Peng’s wellbeing has become a matter of concern among the global tennis community and human rights groups since early November, after she appeared to allege a former Chinese vice-premier, Zhang Gaoli, had sexually assaulted her in the past.

After that post, she was absent from public view for nearly three weeks. But early on Monday, she turned up again, this time in a video posted to social media by Lianhe Zaobao, a Singapore media outlet.

“First, I need to stress one point that is extremely important, I have never said or written that anyone has sexually assaulted me, I have to clearly stress this point,” Peng said in the video.

Peng’s remarks are the first time she had addressed the matter on camera in public. She spoke on the sidelines of a cross-country skiing event in Shanghai.

She said her post on Weibo, a Twitter-like social media site, which had been quickly removed, was a “private matter”.

Peng, 35, said in the video that “people have many misunderstandings” about her Weibo post. She did not elaborate.

She also said that she had been living at home in Beijing without supervision. She did not mention Zhang.

Reuters has been unable to reach Peng since her Weibo post.

On Monday, the WTA said it was still not convinced of Peng’s safety and wellbeing.

“We remain steadfast in our call for a full, fair and transparent investigation, without censorship, into her allegation of sexual assault,” it said in a statement to AFP.

Early this month, the WTA, which has sought a direct line of communication with Peng, said it would suspend tournaments in China immediately due to concerns over the treatment of Peng and the safety of other players.

China has not directly commented on Peng’s initial post, but said after the WTA’s move to suspend tournaments in China that it “opposes the politicisation of sports”.
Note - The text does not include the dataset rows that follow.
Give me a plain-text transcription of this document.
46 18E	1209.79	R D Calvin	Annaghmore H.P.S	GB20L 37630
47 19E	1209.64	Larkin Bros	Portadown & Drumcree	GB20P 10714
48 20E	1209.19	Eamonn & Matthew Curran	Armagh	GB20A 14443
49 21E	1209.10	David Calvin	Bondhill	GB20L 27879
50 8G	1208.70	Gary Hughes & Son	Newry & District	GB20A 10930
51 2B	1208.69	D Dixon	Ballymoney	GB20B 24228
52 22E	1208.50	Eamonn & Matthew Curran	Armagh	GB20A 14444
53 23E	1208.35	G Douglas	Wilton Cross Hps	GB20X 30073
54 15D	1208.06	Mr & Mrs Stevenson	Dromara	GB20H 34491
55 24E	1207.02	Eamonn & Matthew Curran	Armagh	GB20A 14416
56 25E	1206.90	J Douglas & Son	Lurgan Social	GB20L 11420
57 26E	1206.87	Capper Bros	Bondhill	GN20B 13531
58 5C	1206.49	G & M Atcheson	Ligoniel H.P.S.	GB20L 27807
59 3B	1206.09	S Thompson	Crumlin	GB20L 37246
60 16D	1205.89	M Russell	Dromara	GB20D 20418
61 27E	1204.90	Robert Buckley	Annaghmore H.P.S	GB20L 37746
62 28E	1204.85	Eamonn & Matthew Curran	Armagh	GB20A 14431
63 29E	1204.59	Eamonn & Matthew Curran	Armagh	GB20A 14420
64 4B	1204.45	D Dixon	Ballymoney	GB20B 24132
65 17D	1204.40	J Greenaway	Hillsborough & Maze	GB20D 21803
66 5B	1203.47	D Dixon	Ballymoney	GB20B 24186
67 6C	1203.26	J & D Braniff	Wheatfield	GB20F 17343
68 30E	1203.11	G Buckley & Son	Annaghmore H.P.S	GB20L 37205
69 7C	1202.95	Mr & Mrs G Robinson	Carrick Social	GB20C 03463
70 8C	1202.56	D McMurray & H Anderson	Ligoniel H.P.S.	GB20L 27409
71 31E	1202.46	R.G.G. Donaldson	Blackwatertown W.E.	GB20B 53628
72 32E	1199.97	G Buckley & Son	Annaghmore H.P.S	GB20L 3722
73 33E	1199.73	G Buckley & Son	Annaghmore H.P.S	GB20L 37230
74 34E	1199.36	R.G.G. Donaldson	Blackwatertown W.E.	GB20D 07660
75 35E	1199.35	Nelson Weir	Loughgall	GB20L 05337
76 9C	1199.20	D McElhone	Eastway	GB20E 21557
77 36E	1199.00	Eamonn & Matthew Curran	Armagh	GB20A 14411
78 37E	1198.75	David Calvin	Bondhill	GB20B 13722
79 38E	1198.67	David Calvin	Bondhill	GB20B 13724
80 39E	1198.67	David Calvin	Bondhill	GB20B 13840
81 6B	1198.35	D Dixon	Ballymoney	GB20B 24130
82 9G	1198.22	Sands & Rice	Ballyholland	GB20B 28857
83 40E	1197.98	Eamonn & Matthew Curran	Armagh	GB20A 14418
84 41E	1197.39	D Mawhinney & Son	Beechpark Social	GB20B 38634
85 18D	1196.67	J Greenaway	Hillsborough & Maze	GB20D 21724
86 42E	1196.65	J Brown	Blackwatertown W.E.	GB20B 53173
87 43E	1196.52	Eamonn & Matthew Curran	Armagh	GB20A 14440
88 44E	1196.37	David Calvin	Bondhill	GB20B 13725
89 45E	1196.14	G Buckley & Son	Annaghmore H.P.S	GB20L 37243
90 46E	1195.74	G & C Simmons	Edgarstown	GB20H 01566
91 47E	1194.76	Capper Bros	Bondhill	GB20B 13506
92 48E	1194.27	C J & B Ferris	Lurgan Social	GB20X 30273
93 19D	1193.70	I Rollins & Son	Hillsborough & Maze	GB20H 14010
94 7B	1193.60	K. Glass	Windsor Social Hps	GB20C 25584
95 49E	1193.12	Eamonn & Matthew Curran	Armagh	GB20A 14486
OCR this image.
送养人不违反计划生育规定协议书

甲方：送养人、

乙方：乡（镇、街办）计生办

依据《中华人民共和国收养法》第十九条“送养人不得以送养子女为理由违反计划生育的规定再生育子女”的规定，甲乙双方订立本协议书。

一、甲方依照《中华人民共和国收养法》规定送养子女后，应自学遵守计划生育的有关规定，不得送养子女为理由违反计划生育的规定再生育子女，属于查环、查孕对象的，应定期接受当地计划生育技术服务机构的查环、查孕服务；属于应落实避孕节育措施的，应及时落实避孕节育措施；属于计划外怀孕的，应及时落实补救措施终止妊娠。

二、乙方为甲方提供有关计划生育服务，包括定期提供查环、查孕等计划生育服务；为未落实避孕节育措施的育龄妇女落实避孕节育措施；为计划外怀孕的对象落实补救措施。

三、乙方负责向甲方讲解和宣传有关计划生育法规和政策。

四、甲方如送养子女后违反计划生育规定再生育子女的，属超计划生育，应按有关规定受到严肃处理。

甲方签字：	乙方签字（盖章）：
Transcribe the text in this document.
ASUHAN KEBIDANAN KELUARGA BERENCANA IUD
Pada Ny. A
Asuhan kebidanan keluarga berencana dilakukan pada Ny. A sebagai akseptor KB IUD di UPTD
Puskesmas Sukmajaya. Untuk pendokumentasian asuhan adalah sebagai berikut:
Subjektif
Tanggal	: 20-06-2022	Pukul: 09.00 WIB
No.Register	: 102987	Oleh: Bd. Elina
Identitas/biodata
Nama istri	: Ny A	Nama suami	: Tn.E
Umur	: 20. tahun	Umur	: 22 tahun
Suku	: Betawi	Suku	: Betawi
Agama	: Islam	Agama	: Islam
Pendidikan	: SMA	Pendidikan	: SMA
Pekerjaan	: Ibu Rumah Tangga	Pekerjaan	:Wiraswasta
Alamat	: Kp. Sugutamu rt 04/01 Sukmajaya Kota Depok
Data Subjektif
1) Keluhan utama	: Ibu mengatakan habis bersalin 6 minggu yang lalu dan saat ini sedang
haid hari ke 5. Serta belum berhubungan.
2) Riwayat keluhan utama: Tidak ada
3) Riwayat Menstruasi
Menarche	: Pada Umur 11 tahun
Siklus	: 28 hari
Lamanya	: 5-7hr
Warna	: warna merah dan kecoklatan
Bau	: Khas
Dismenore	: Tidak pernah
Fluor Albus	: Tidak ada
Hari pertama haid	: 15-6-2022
Mr Zhang has not commented.

Discussion of the scandal, which emerged as Beijing prepares to stage the Winter Olympics in February, has been heavily censored in China.

Peng said in Monday’s video that she had personally written last month to WTA head Steve Simon, denying the allegation of assault. She said an English translation of her letter by Chinese state media was accurate.

Mr Simon had said at the time that he “had a hard time believing” that Peng had actually written the email or believed what had been attributed to her.

The International Olympic Committee has held two video calls with the 35-year-old Peng.

At the Shanghai event, Peng appeared on a fifth-floor viewing balcony with athletes from various sports, including former NBA basketball star Yao Ming, and watched for about 20 minutes, according to the Lianhe Zaobao report.

She wore a black jacket with a China flag and a red T-shirt with the characters for China.